By Gavin Mortimer
THIRD TIME lucky for France? Philippe Saint-Andre will be hoping so when his third half-back pairing of the Six Nations run out against Ireland in Dublin on Saturday evening. The French coach began the tournament with Maxime Machenaud and Frederic Michalak, a combination he retained for Wales even after the defeat to Italy on the opening weekend. But when France went down to the Welsh in Paris, Saint-Andre brought in Morgan Parra and Francois Trinh-Duc for the visit to England. Another defeat and another change, this time Michalak coming back in at 10 and Parra continuing in the No 9 shirt.
It was the dominant issue of the press conference this morning following the team announcement, the French press clamouring to hear the reason behind yet another half-back partnership. This is the same media that has pointed the finger of blame for France’s worst start to a Six Nations in 30 years mainly at Michalak. Such is the fickle nature of modern sport.
In November the Toulon star could do no wrong. His virtuoso display in France’s 33-6 thrashing of Australia at the Stade de France had the Parisian crowd on its feet chanting his name. The press joined in the orgy of adulation, welcoming back Michalak after a break of four years with headlines such as ‘Hail the Prodigal Son’. Three months later and the 30-year-old was public enemy number one, despite the fact he was performing no worse than most of his teammates.

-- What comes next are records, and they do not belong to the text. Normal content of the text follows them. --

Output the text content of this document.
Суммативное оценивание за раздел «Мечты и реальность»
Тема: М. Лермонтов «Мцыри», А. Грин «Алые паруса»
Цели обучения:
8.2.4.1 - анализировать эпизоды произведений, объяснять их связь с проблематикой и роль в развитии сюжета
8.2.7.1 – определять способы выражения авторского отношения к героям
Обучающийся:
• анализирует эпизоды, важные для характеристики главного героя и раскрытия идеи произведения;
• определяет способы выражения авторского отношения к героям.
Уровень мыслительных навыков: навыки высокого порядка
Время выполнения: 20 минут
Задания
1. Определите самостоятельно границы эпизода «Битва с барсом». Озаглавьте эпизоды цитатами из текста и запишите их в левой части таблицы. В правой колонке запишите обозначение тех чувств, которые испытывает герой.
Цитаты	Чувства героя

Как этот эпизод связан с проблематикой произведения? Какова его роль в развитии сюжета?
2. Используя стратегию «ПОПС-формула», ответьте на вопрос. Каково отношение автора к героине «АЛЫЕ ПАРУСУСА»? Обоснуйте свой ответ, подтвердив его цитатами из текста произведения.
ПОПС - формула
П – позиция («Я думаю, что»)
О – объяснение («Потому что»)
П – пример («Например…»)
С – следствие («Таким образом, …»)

Saint-Andre is expecting a vastly improved performance from France against Ireland, and he believes a refreshed Michalak will be the catalyst. “Frederic’s had time to rest [and] compared to three weeks ago he’s regenerated,” he told reporters. Saint-Andre revealed that the Toulon conditioning coaches have discussed Michalak’s physical condition with their counterparts in the national squad and as a result “he’s a lot more fresh today”.
Michalak has always been a confidence player. Certainly in his younger days his cocky exterior concealed an insecurity and fragility that had to be handled with care. Bernard Laporte found it a challenge, Marc Lievremont didn’t even bother and Saint-Andre appears to be realizing that the best way to get the best out of Michalak is to make him feel loved. “Frederic was excellent in November and he played 50 minutes of quality against Italy,” said the French coach. “Over the course of the last eight matches, of course the number one is Frederic Michalak.”

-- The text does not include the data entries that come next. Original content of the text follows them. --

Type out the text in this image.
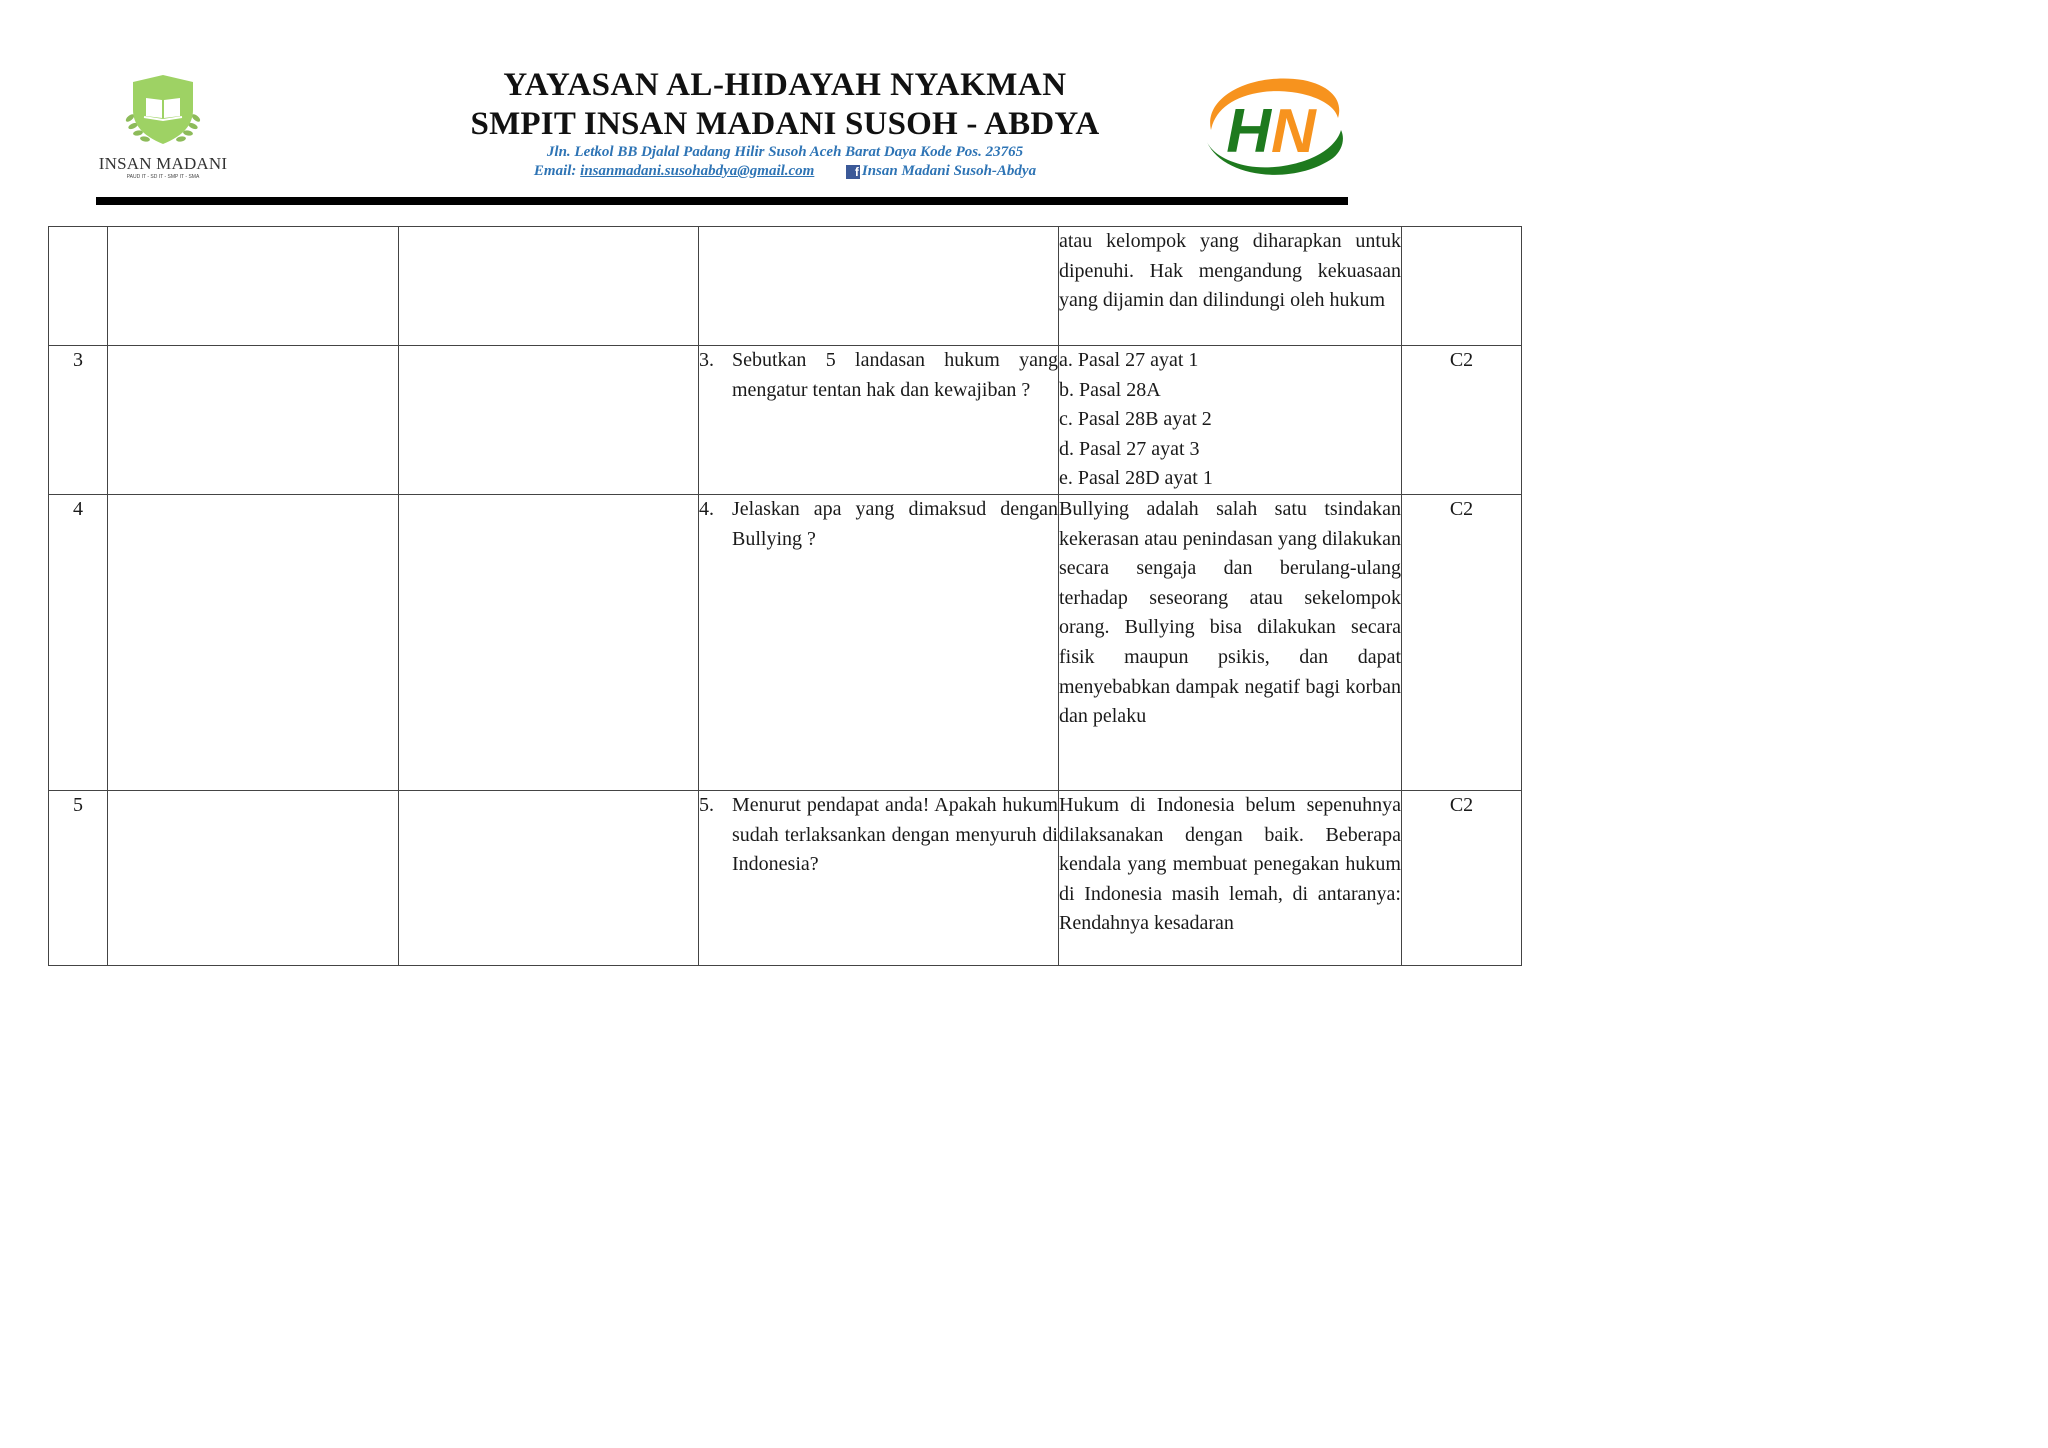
INSAN MADANI
PAUD IT - SD IT - SMP IT - SMA
YAYASAN AL-HIDAYAH NYAKMAN
SMPIT INSAN MADANI SUSOH - ABDYA
Jln. Letkol BB Djalal Padang Hilir Susoh Aceh Barat Daya Kode Pos. 23765
Email: insanmadani.susohabdya@gmail.com	f Insan Madani Susoh-Abdya
HN

				atau kelompok yang diharapkan untuk dipenuhi. Hak mengandung kekuasaan yang dijamin dan dilindungi oleh hukum	

3			3. Sebutkan 5 landasan hukum yang mengatur tentan hak dan kewajiban ?	a. Pasal 27 ayat 1
b. Pasal 28A
c. Pasal 28B ayat 2
d. Pasal 27 ayat 3
e. Pasal 28D ayat 1	C2
4			4. Jelaskan apa yang dimaksud dengan Bullying ?	Bullying adalah salah satu tsindakan kekerasan atau penindasan yang dilakukan secara sengaja dan berulang-ulang terhadap seseorang atau sekelompok orang. Bullying bisa dilakukan secara fisik maupun psikis, dan dapat menyebabkan dampak negatif bagi korban dan pelaku	C2
5			5. Menurut pendapat anda! Apakah hukum sudah terlaksankan dengan menyuruh di Indonesia?	Hukum di Indonesia belum sepenuhnya dilaksanakan dengan baik. Beberapa kendala yang membuat penegakan hukum di Indonesia masih lemah, di antaranya: Rendahnya kesadaran	C2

The presence of Parra at scrum-half will also ease the pressure on Michalak, not just because he’s so much more experienced than Machenaud but because he can also kick for goal. All Michalak has to do therefore is spark his backline into life. He’ll be helped in that respect by the return of Florian Fritz at outside centre, the Toulouse 13 in line to win his 29th cap. Saint-Andre suggested in the press-conference that Mathieu Bastareaud was left out because of an illness earlier in the week, but it’s more likely he’s finally come to the conclusion that the big man is all brawn and little brain. Fritz is a different proposition altogether, a clever footballer who runs good lines and won’t be wrong-footed in defence by the dancing feet of Brian O’Driscoll.

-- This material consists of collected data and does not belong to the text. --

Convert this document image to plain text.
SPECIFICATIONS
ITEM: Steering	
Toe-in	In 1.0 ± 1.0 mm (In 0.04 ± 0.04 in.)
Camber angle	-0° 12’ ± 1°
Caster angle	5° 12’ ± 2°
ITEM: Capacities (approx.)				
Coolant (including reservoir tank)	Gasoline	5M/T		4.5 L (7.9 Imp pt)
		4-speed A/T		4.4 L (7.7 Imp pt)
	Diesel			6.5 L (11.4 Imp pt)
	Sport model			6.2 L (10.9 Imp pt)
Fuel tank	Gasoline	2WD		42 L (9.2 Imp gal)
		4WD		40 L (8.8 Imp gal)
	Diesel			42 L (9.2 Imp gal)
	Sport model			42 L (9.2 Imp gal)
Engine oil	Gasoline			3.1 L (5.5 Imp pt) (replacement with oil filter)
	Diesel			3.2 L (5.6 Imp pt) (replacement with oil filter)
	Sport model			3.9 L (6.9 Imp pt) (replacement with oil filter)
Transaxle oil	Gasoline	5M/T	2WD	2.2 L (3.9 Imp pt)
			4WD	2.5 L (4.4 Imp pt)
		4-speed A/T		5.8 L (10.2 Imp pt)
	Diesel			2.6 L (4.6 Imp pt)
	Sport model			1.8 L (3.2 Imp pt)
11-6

As for the return on the wing of Maxime Médard at the expense of Benjamin Fall, Saint-Andre explained that it was a selection based on the strength of Medard’s kicking game even if his preferred position is full-back. “Yoann [Huget] has put in some good performances at full-back since the start of the tournament. And we know that in Ireland, probably under the rain since the forecasters haven’t promised a blue sky, he can expect to receive some up and unders.”
Huget expects, and so do France, but will Les Bleus finally deliver?